Using local BLAST searches against a genome, I am trying to retrieve full length homologous sequences of a gene of interest. Ultimately, I am interested in knowing the copy number of these genes and would also like to retrieve pseudogenes, if any. However, BLAST search (tblastn; BLAST 2.2) against the downloaded genomes (e.g., M. martensii: http://www.ncbi.nlm.nih.gov/Traces/wgs/?val=AYEL01#contigs) is retrieving several partial hits. I wonder if it is because I am BLAST searching against a collection of contigs and not against an assembled scaffold. Do I need to assemble these contigs into scaffolds before BLAST searching or are these files available elsewhere? Alternately, is there any tool that would be beneficial in this process?
Thank you very much in advance,
Regards,
Kartik
If the gene doesn't exist in a full length form in the fasta file, then blast can't return it...

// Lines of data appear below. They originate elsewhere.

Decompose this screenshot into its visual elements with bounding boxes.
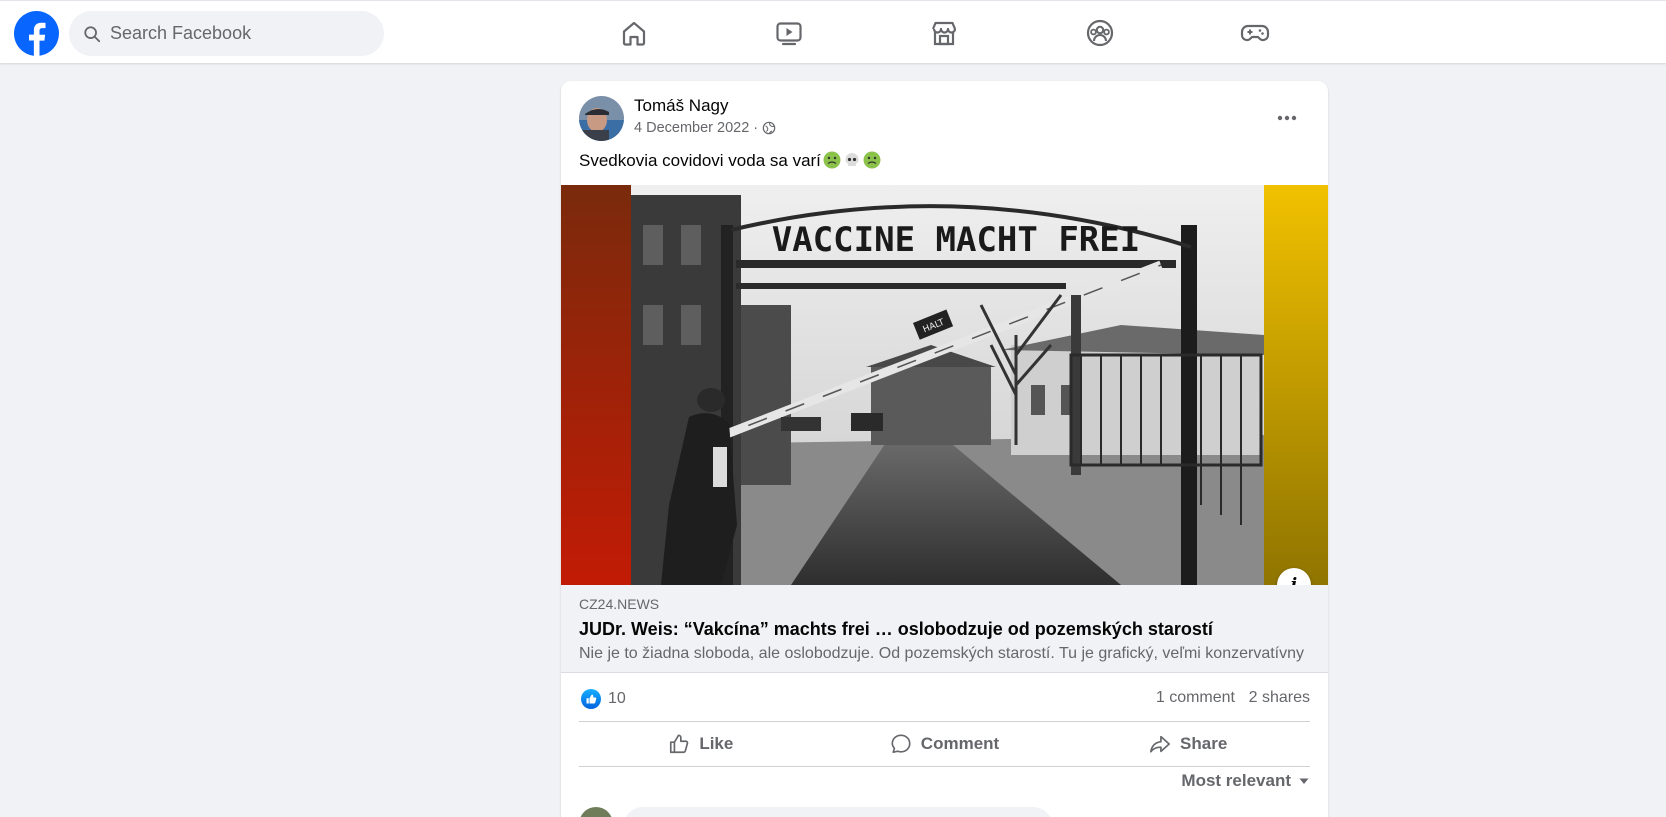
link-domain: CZ24.NEWS bbox=[579, 596, 660, 612]
reaction-count[interactable]: 10 bbox=[608, 690, 626, 708]
post-meta: 4 December 2022 · bbox=[634, 120, 776, 136]
commenter-avatar[interactable] bbox=[579, 807, 613, 817]
home-icon bbox=[622, 21, 646, 46]
thumbs-up-icon bbox=[670, 734, 689, 754]
nauseated-face-emoji-icon bbox=[823, 151, 841, 169]
post-text: Svedkovia covidovi voda sa varí bbox=[579, 151, 881, 171]
more-options-icon bbox=[1277, 115, 1297, 121]
comment-label: Comment bbox=[920, 734, 1000, 753]
comment-count[interactable]: 1 comment bbox=[1156, 689, 1235, 707]
like-label: Like bbox=[699, 734, 734, 753]
like-button[interactable]: Like bbox=[579, 722, 823, 766]
link-preview[interactable]: CZ24.NEWS JUDr. Weis: “Vakcína” machts f… bbox=[561, 585, 1328, 673]
post-stats: 10 1 comment 2 shares bbox=[579, 677, 1310, 721]
link-preview-image[interactable]: VACCINE MACHT FREI HALT bbox=[561, 185, 1328, 585]
link-description: Nie je to žiadna sloboda, ale oslobodzuj… bbox=[579, 645, 1305, 662]
marketplace-icon bbox=[931, 21, 957, 46]
like-reaction-icon[interactable] bbox=[581, 689, 601, 709]
search-bar[interactable] bbox=[69, 11, 384, 56]
caret-down-icon bbox=[1299, 778, 1309, 784]
post-options-button[interactable] bbox=[1267, 98, 1307, 138]
author-name[interactable]: Tomáš Nagy bbox=[634, 96, 728, 116]
post-text-content: Svedkovia covidovi voda sa varí bbox=[579, 151, 821, 170]
nav-marketplace-button[interactable] bbox=[894, 7, 994, 59]
post-card: Tomáš Nagy 4 December 2022 · Svedkovia c… bbox=[561, 81, 1328, 817]
gaming-icon bbox=[1240, 24, 1270, 42]
share-icon bbox=[1150, 735, 1171, 753]
post-actions: Like Comment Share bbox=[579, 721, 1310, 767]
top-navigation-bar bbox=[0, 0, 1666, 63]
author-avatar[interactable] bbox=[579, 96, 624, 141]
comment-icon bbox=[891, 734, 911, 754]
nav-watch-button[interactable] bbox=[739, 7, 839, 59]
link-title[interactable]: JUDr. Weis: “Vakcína” machts frei … oslo… bbox=[579, 619, 1213, 640]
sort-label: Most relevant bbox=[1181, 771, 1291, 790]
share-label: Share bbox=[1180, 734, 1228, 753]
nauseated-face-emoji-icon bbox=[863, 151, 881, 169]
comment-input[interactable] bbox=[623, 807, 1053, 817]
globe-icon bbox=[762, 121, 776, 135]
share-count[interactable]: 2 shares bbox=[1249, 689, 1310, 707]
nav-home-button[interactable] bbox=[584, 7, 684, 59]
nav-groups-button[interactable] bbox=[1050, 7, 1150, 59]
groups-icon bbox=[1086, 19, 1114, 47]
skull-emoji-icon bbox=[845, 153, 859, 166]
nav-gaming-button[interactable] bbox=[1205, 7, 1305, 59]
comment-button[interactable]: Comment bbox=[823, 722, 1067, 766]
post-date[interactable]: 4 December 2022 · bbox=[634, 120, 758, 136]
search-input[interactable] bbox=[110, 23, 370, 44]
watch-icon bbox=[776, 22, 802, 46]
gate-sign-text: VACCINE MACHT FREI bbox=[772, 220, 1140, 260]
comment-sort-dropdown[interactable]: Most relevant bbox=[1181, 771, 1310, 791]
facebook-logo[interactable] bbox=[14, 11, 59, 56]
share-button[interactable]: Share bbox=[1066, 722, 1310, 766]
search-icon bbox=[84, 25, 101, 42]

Hey. Thanks for that quick reply. Exactly why I wonder if I need to assemble these transcripts into a scaffold before BLAST searching against it.
If you're only getting partial matches then the answer is yes, you'll need to assemble things further :)
Of course, this all assumes that the gene of interest can even align in its full length against the actual full genome, were it to exist. If that ends up not being the case, then there's nothing you can do but work with the partial hits.